Der Fokus auf die eigene Stärke kommt wohl nicht zufällig zum Neustart, immerhin hatte es rund um die Absagen der letzten drei Jahre viel Diskussion und Infragestellung der Veranstaltung insgesamt gegeben. Ein groß angelegtes Politikgespräch brachte im Vorjahr aber offenbar ausreichend Rückenwind und finanzielle Mittel, um wieder genügend Verlage und vor allem Publikum nach Leipzig zu bringen.

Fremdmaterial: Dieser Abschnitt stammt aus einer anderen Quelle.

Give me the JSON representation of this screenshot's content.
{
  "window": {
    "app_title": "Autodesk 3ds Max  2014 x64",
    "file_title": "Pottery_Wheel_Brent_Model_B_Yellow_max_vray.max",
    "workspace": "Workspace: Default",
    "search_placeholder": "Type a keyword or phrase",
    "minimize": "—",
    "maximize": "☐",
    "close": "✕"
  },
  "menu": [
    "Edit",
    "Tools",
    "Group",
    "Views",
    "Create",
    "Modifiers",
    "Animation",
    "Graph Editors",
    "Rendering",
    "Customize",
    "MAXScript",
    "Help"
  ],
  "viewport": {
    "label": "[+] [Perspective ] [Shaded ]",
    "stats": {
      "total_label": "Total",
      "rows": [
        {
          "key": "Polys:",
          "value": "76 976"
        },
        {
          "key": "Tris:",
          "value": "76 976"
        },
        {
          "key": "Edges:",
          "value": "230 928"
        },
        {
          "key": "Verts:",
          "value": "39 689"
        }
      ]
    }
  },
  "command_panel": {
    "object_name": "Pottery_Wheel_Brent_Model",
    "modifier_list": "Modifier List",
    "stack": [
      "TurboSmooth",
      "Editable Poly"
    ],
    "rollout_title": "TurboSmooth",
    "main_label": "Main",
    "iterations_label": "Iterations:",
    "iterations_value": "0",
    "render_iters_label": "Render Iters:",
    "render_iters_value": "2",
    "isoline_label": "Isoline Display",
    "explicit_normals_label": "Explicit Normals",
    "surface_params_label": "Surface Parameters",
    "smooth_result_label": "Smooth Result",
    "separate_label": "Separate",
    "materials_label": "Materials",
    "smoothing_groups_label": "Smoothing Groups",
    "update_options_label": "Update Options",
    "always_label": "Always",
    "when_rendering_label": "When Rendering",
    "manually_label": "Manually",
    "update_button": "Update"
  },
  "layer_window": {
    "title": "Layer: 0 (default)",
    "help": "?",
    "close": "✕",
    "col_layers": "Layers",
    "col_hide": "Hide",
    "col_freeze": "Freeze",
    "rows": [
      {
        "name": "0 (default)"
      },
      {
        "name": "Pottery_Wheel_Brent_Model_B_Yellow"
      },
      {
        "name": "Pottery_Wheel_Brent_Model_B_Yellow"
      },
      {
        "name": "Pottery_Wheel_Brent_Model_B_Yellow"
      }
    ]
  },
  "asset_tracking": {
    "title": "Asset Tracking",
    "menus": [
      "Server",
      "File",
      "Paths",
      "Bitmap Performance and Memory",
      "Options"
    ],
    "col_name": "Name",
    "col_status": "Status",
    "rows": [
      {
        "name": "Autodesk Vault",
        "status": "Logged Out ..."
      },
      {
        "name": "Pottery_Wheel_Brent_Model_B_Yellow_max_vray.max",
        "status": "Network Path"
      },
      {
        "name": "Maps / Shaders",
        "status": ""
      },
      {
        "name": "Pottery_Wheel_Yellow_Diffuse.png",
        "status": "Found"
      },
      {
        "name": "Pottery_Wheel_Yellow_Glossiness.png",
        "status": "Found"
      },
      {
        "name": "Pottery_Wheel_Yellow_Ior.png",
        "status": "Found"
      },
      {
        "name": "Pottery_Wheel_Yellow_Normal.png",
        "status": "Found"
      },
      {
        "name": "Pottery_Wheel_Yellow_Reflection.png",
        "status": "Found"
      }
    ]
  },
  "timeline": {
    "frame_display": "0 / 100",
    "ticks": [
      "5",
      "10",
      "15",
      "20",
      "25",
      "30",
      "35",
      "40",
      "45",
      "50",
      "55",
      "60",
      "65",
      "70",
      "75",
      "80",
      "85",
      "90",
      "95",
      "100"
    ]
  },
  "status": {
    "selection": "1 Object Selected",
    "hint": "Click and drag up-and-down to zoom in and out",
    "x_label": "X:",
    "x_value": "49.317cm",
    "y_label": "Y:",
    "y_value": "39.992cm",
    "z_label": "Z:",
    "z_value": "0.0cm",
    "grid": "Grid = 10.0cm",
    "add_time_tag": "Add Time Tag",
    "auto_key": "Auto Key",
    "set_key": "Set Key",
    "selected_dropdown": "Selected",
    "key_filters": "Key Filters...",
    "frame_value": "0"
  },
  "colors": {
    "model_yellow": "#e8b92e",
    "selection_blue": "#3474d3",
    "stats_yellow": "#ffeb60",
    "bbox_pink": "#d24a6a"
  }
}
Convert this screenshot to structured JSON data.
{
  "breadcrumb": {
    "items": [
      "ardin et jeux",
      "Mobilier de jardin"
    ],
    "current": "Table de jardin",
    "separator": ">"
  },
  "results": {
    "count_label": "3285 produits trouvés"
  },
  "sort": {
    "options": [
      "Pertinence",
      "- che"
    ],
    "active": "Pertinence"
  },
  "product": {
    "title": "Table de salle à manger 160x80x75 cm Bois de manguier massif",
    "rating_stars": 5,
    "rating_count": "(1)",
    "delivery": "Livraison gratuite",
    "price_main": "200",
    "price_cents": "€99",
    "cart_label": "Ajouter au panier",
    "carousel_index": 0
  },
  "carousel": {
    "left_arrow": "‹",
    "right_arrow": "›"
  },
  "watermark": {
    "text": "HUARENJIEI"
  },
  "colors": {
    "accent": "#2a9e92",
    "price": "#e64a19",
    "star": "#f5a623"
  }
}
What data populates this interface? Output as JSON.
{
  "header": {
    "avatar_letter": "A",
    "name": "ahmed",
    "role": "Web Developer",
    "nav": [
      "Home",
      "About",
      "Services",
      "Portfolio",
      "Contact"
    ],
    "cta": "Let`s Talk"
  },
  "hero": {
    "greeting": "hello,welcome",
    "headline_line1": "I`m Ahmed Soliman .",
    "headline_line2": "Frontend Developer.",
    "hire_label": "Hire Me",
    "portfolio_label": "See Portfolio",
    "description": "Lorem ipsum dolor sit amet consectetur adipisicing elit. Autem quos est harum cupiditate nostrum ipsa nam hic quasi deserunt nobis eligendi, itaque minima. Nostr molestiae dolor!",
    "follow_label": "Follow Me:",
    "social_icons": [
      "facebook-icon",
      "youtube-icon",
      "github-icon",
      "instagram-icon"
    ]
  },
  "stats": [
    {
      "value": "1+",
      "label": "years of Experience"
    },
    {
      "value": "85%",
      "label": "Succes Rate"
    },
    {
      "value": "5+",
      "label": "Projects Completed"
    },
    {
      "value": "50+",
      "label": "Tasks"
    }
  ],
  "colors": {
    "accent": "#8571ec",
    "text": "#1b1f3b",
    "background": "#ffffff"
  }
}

An die Rekordzahlen von 2019 (286.000 Besucherinnen und Besucher) will Zille gleich gar nicht anknüpfen. Man gebe sich schon mit rund 130.000 Gästen zufrieden, hieß es im Vorfeld der Messe, und die haben ein breit gestreutes Interessensgebiet, wie allein der Blick auf die Gästeliste zeigt: Angela Merkel, Bestsellerautor Sebastian Fitzek und Schlagersänger Roland Kaiser finden sich dort. Auch die parallele Veranstaltungsreihe "Leipzig liest" bringt wie immer zahlreiche Schriftstellerinnen und Schriftsteller aus unterschiedlichen Genres in die Stadt.

Messestand

ORF/KURT REISSNEGGER

Der Österreich-Stand in Leipzig

Kleiner, feiner, konzentrierter

Allerdings sind für "Leipzig liest", aber auch für die Veranstaltungen auf der Messe deutlich weniger internationale Gäste angekündigt als vor der Pandemie.

Oliver Zille: "Wir sind in einer Wirtschaftskrise. Alle müssen rechnen, auch die Verlage. Und wir haben bewusst von unserer Seite die Programme begrenzt. Insofern sind 2.500 Veranstaltungen immer noch eine gigantische Menge."

Opulente Österreich-Sause

Keine Kosten und Mühen gescheut hat jedenfalls Österreich für seinen Gastlandauftritt: 60 Verlage und rund 200 Schriftstellerinnen und Schriftsteller kommen nach Leipzig, um in 110 Veranstaltungen Sprachkunst und Sprachlust auf österreichisch zelebrieren.

Der begleitende Podcast und die Fernseh-Porträtreihe "Archive des Schreibens" bleiben auch nach dem Messeauftritt verfügbar. "So ein Auftritt ist ja immer auch eine Erzählung von etwas", sagt die künstlerische Leiterin des Gastlandauftritts, Katja Gasser. Als Gegenerzählung zum hermetischen "miasanmia" kredenzt sie den Gastland-Slogan "meoiswiamia", den der Wiener Autor Thomas Stangl erfunden hat.

Weltoffenheit auf Österreichisch

Der Leitspruch ist zugleich ein charmanter Zungenbrecher für die Bundesdeutschen Nachbarn und ein klares Bekenntnis zum Blick über den Tellerrand - etwa in der kritischen Frage, wer denn dieses Wir überhaupt sei in einer sich wandelnden, pluralen Gesellschaft, so Gasser.

Aber natürlich steckt in dem Wortspiel auch eine formale Verneigung vor den großen österreichischen Sprachkünstlerinnen und Lautpoeten, wie sie etwa auch am Freitagabend im Rahmen der Veranstaltung "Die Wiener Gruppe & ihre Nichten und Neffen" gewürdigt werden.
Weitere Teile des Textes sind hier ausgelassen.